Introduction: DOG STEPS

About: In my shop I have a name for hammer, saw, and plier. The saw is Tess, the hammer's Joe, and Glumdalclitch is the plier. Yes, I'm brillig, and my slithy toves still gyre and gimble in the wabe. With that, le…

So what do you do when you have a two foot high bed and a six inch high Yorkie named Pixie who demands to snuggle and you get tired of picking her up each time she yaps to come up--oh, yes, Yorkies are yappers. Wifey and I rescue dogs and have had quite a few over the years. Pixie, as small as she is, rules the roost.

Step 1:

I started as I always do, with very simple plans. So much of my actual builds are in my head.

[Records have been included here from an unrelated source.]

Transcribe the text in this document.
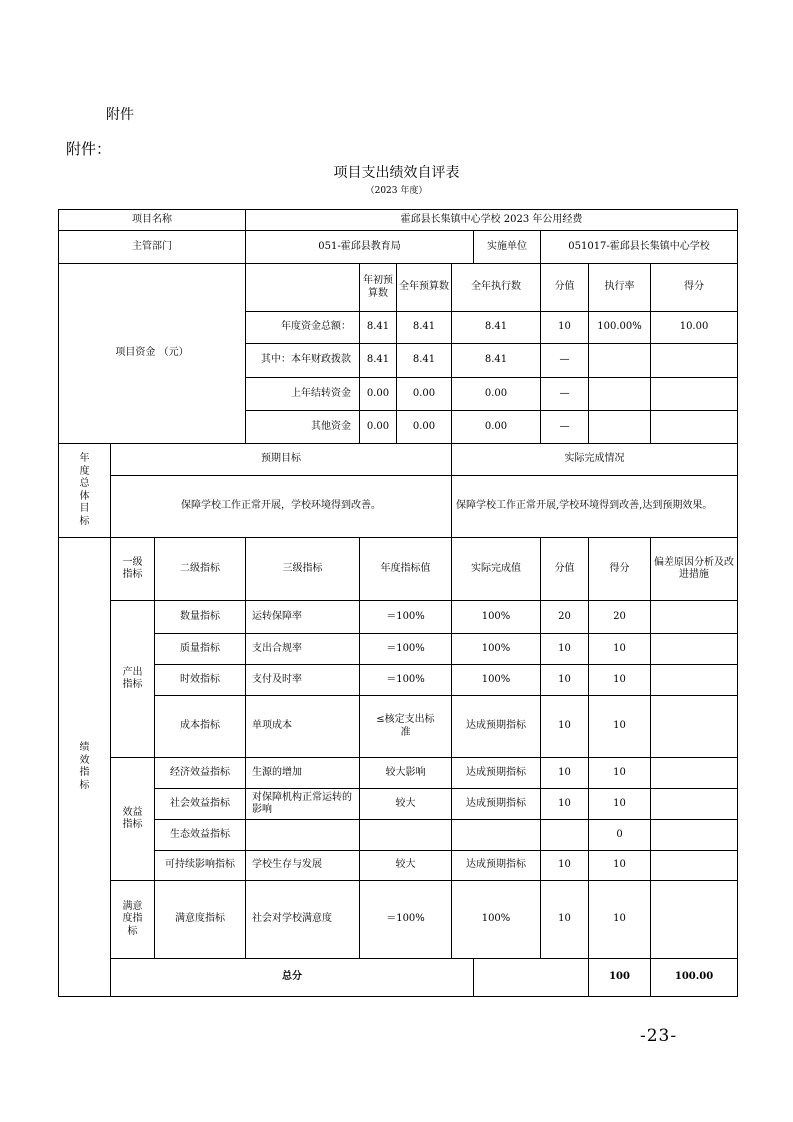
附件
附件：
项目支出绩效自评表
（2023 年度）
项目名称			霍邱县长集镇中心学校 2023 年公用经费								
主管部门			051-霍邱县教育局				实施单位	051017-霍邱县长集镇中心学校			
项目资金 （元）				年初预算数	全年预算数	全年执行数		分值	执行率	得分	
			年度资金总额：	8.41	8.41	8.41		10	100.00%	10.00	
			其中：本年财政拨款	8.41	8.41	8.41		—			
			上年结转资金	0.00	0.00	0.00		—			
			其他资金	0.00	0.00	0.00		—			
年度总体目标	预期目标					实际完成情况					
	保障学校工作正常开展，学校环境得到改善。					保障学校工作正常开展,学校环境得到改善,达到预期效果。					
绩效指标	一级指标	二级指标	三级指标	年度指标值		实际完成值		分值	得分	偏差原因分析及改进措施	
	产出指标	数量指标	运转保障率	＝100%		100%		20	20		
		质量指标	支出合规率	＝100%		100%		10	10		
		时效指标	支付及时率	＝100%		100%		10	10		
		成本指标	单项成本	≤核定支出标准		达成预期指标		10	10		
	效益指标	经济效益指标	生源的增加	较大影响		达成预期指标		10	10		
		社会效益指标	对保障机构正常运转的影响	较大		达成预期指标		10	10		
		生态效益指标							0		
		可持续影响指标	学校生存与发展	较大		达成预期指标		10	10		
	满意度指标	满意度指标	社会对学校满意度	＝100%		100%		10	10		
	总分								100	100.00	
-23-
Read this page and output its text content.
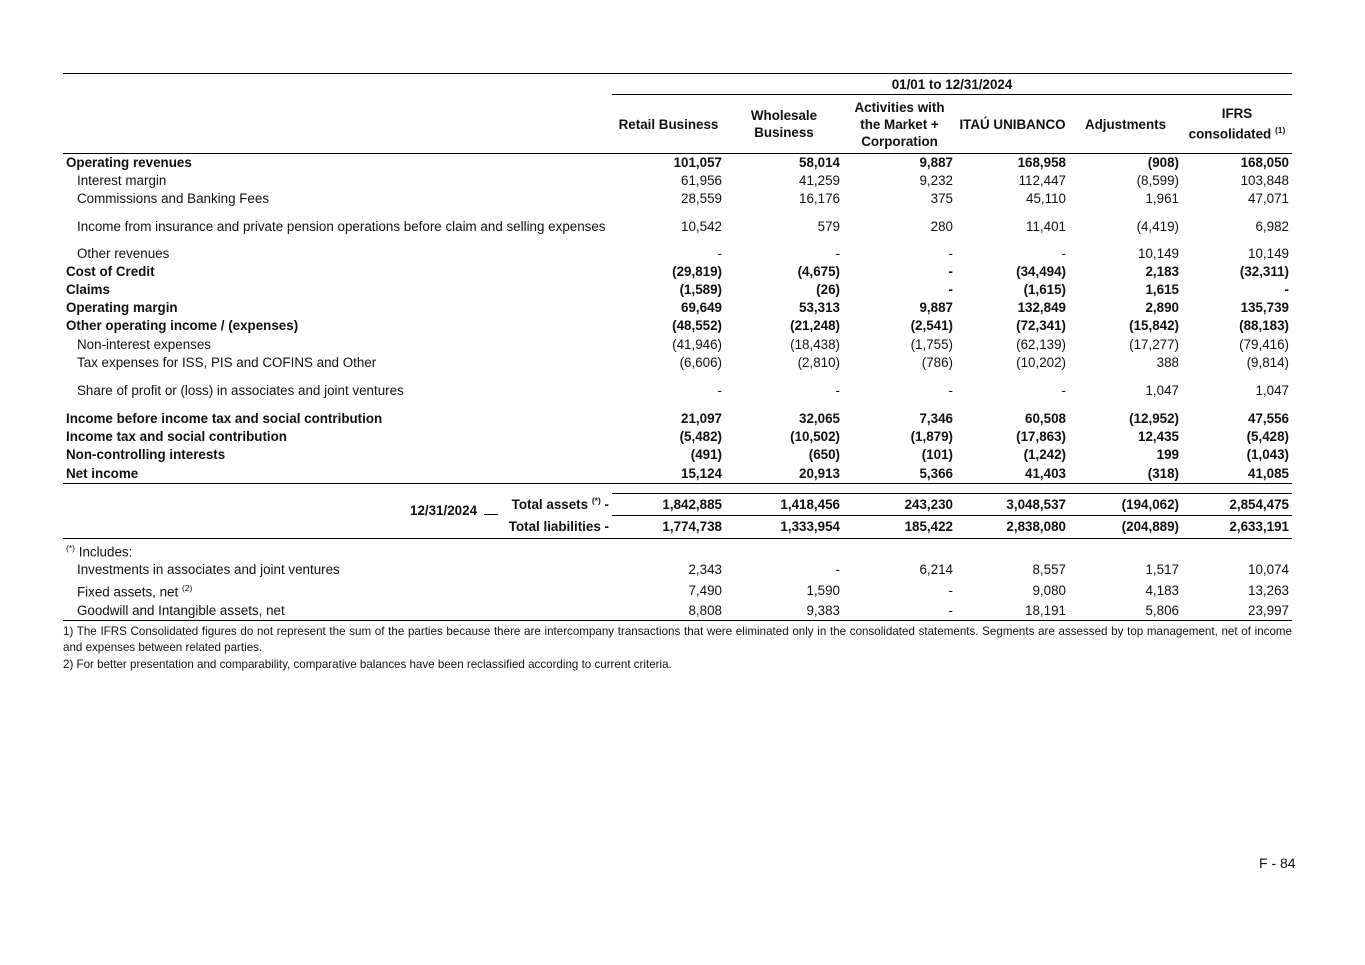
	01/01 to 12/31/2024					
	Retail Business	Wholesale Business	Activities with the Market + Corporation	ITAÚ UNIBANCO	Adjustments	IFRS consolidated $^{(1)}$
Operating revenues	101,057	58,014	9,887	168,958	(908)	168,050
Interest margin	61,956	41,259	9,232	112,447	(8,599)	103,848
Commissions and Banking Fees	28,559	16,176	375	45,110	1,961	47,071
Income from insurance and private pension operations before claim and selling expenses	10,542	579	280	11,401	(4,419)	6,982
Other revenues	-	-	-	-	10,149	10,149
Cost of Credit	(29,819)	(4,675)	-	(34,494)	2,183	(32,311)
Claims	(1,589)	(26)	-	(1,615)	1,615	-
Operating margin	69,649	53,313	9,887	132,849	2,890	135,739
Other operating income / (expenses)	(48,552)	(21,248)	(2,541)	(72,341)	(15,842)	(88,183)
Non-interest expenses	(41,946)	(18,438)	(1,755)	(62,139)	(17,277)	(79,416)
Tax expenses for ISS, PIS and COFINS and Other	(6,606)	(2,810)	(786)	(10,202)	388	(9,814)
Share of profit or (loss) in associates and joint ventures	-	-	-	-	1,047	1,047
Income before income tax and social contribution	21,097	32,065	7,346	60,508	(12,952)	47,556
Income tax and social contribution	(5,482)	(10,502)	(1,879)	(17,863)	12,435	(5,428)
Non-controlling interests	(491)	(650)	(101)	(1,242)	199	(1,043)
Net income	15,124	20,913	5,366	41,403	(318)	41,085

12/31/2024 Total assets (*) -	1,842,885	1,418,456	243,230	3,048,537	(194,062)	2,854,475
Total liabilities -	1,774,738	1,333,954	185,422	2,838,080	(204,889)	2,633,191
(*) Includes:						
Investments in associates and joint ventures	2,343	-	6,214	8,557	1,517	10,074
Fixed assets, net $^{(2)}$	7,490	1,590	-	9,080	4,183	13,263
Goodwill and Intangible assets, net	8,808	9,383	-	18,191	5,806	23,997

1) The IFRS Consolidated figures do not represent the sum of the parties because there are intercompany transactions that were eliminated only in the consolidated statements. Segments are assessed by top management, net of income and expenses between related parties.

2) For better presentation and comparability, comparative balances have been reclassified according to current criteria.

F - 84
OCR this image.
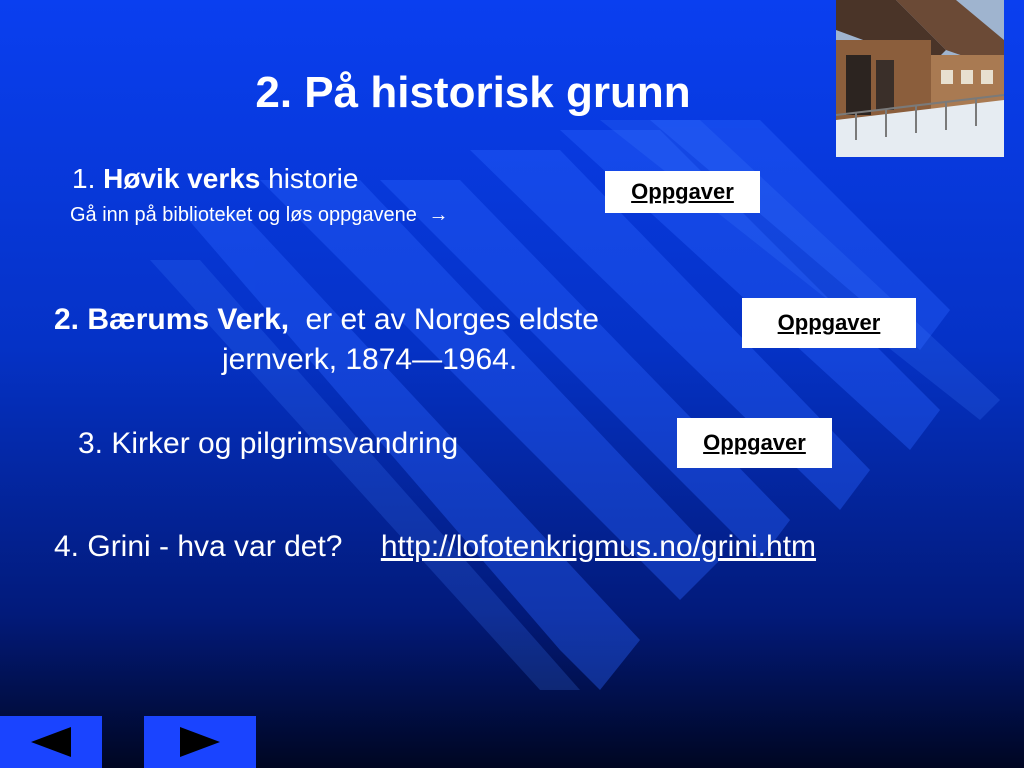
2. På historisk grunn
1. Høvik verks historie
Gå inn på biblioteket og løs oppgavene →
Oppgaver
2. Bærums Verk, er et av Norges eldste
jernverk, 1874—1964.
Oppgaver
3. Kirker og pilgrimsvandring	Oppgaver
4. Grini - hva var det? http://lofotenkrigmus.no/grini.htm
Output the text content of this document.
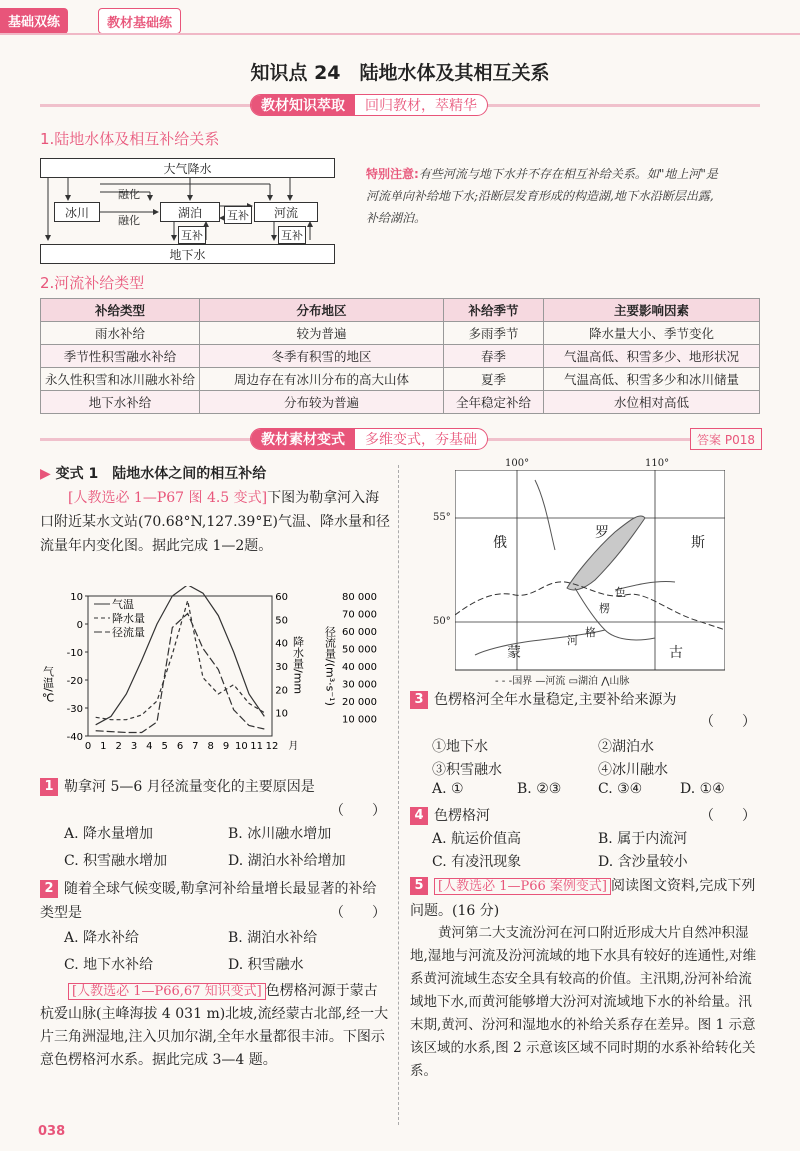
基础双练	教材基础练
知识点 24　陆地水体及其相互关系
教材知识萃取	回归教材，萃精华
1.陆地水体及相互补给关系
大气降水
冰川	湖泊	河流
地下水
融化
融化	互补
互补	互补
特别注意:有些河流与地下水并不存在相互补给关系。如"地上河"是河流单向补给地下水;沿断层发育形成的构造湖,地下水沿断层出露,补给湖泊。
2.河流补给类型
补给类型	分布地区	补给季节	主要影响因素
雨水补给	较为普遍	多雨季节	降水量大小、季节变化
季节性积雪融水补给	冬季有积雪的地区	春季	气温高低、积雪多少、地形状况
永久性积雪和冰川融水补给	周边存在有冰川分布的高大山体	夏季	气温高低、积雪多少和冰川储量
地下水补给	分布较为普遍	全年稳定补给	水位相对高低
教材素材变式	多维变式，夯基础	答案 P018
▶ 变式 1　 陆地水体之间的相互补给
[人教选必 1—P67 图 4.5 变式]下图为勒拿河入海口附近某水文站(70.68°N,127.39°E)气温、降水量和径流量年内变化图。据此完成 1—2题。
10
0
-10
-20
-30
-40
60
50
40
30
20
10
80 000
70 000
60 000
50 000
40 000
30 000
20 000
10 000
0 1 2 3 4 5 6 7 8 9 10 11 12 月
气温/℃	降水量/mm 径流量/(m³·s⁻¹)
气温
降水量
径流量
1 勒拿河 5—6 月径流量变化的主要原因是
（　　）
A. 降水量增加	B. 冰川融水增加
C. 积雪融水增加	D. 湖泊水补给增加
2 随着全球气候变暖,勒拿河补给量增长最显著的补给类型是	（　　）
A. 降水补给	B. 湖泊水补给
C. 地下水补给	D. 积雪融水
[人教选必 1—P66,67 知识变式] 色楞格河源于蒙古杭爱山脉(主峰海拔 4 031 m)北坡,流经蒙古北部,经一大片三角洲湿地,注入贝加尔湖,全年水量都很丰沛。下图示意色楞格河水系。据此完成 3—4 题。
100°	110°
55°
50°
俄
罗
斯
色
楞
格
河
蒙	古
- - -国界 —河流 ▭湖泊 ⋀山脉
3 色楞格河全年水量稳定,主要补给来源为
（　　）
①地下水	②湖泊水
③积雪融水	④冰川融水
A. ①	B. ②③	C. ③④	D. ①④
4 色楞格河	（　　）
A. 航运价值高	B. 属于内流河
C. 有凌汛现象	D. 含沙量较小
5 [人教选必 1—P66 案例变式] 阅读图文资料,完成下列问题。(16 分)
黄河第二大支流汾河在河口附近形成大片自然冲积湿地,湿地与河流及汾河流域的地下水具有较好的连通性,对维系黄河流域生态安全具有较高的价值。主汛期,汾河补给流域地下水,而黄河能够增大汾河对流域地下水的补给量。汛末期,黄河、汾河和湿地水的补给关系存在差异。图 1 示意该区域的水系,图 2 示意该区域不同时期的水系补给转化关系。
038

I use plans to keep the image up there in my mind.

Step 2:

Using my trim jig, I squared up the boards.

Step 3:

I used an inexpensive pine.

Step 4:

The sides of the steps. Like the ark--two by two.

Step 5:

I attached each side with pocket holes, glue and screws.

Step 6:

I made two of these, of course.

Step 7:

I secured the two sides by attaching each step.

Step 8:

Following this I added supports in the back to keep it steady At this point I really thought I was done. Oh, when you own a bossy Yorkie it ain't over till it's over....

Step 9:

So I put the step in place and got Pixie.

Step 10:

She wouldn't go up the steps. So I put her on the steps and she refused to move. It took me a bit to figure out what was wrong. When you're dealing with a Yorkie you're dealing with a Princess.

Step 11:

Yes, a Princess.

Step 12:

I found out the problem through trial and error. The bare wood steps were not comfortable. Pixie needed a bit of cushioning for her paws. And if you think that was the end of her demands--HA! The blanket placed on the steps had to be smooth, without wrinkles. If not ... yep, she'd stand at the bottom of the steps and yap until she got her way.

Ah, the wonders of rescued dogs.

Hope you enjoyed this simple HOW TO.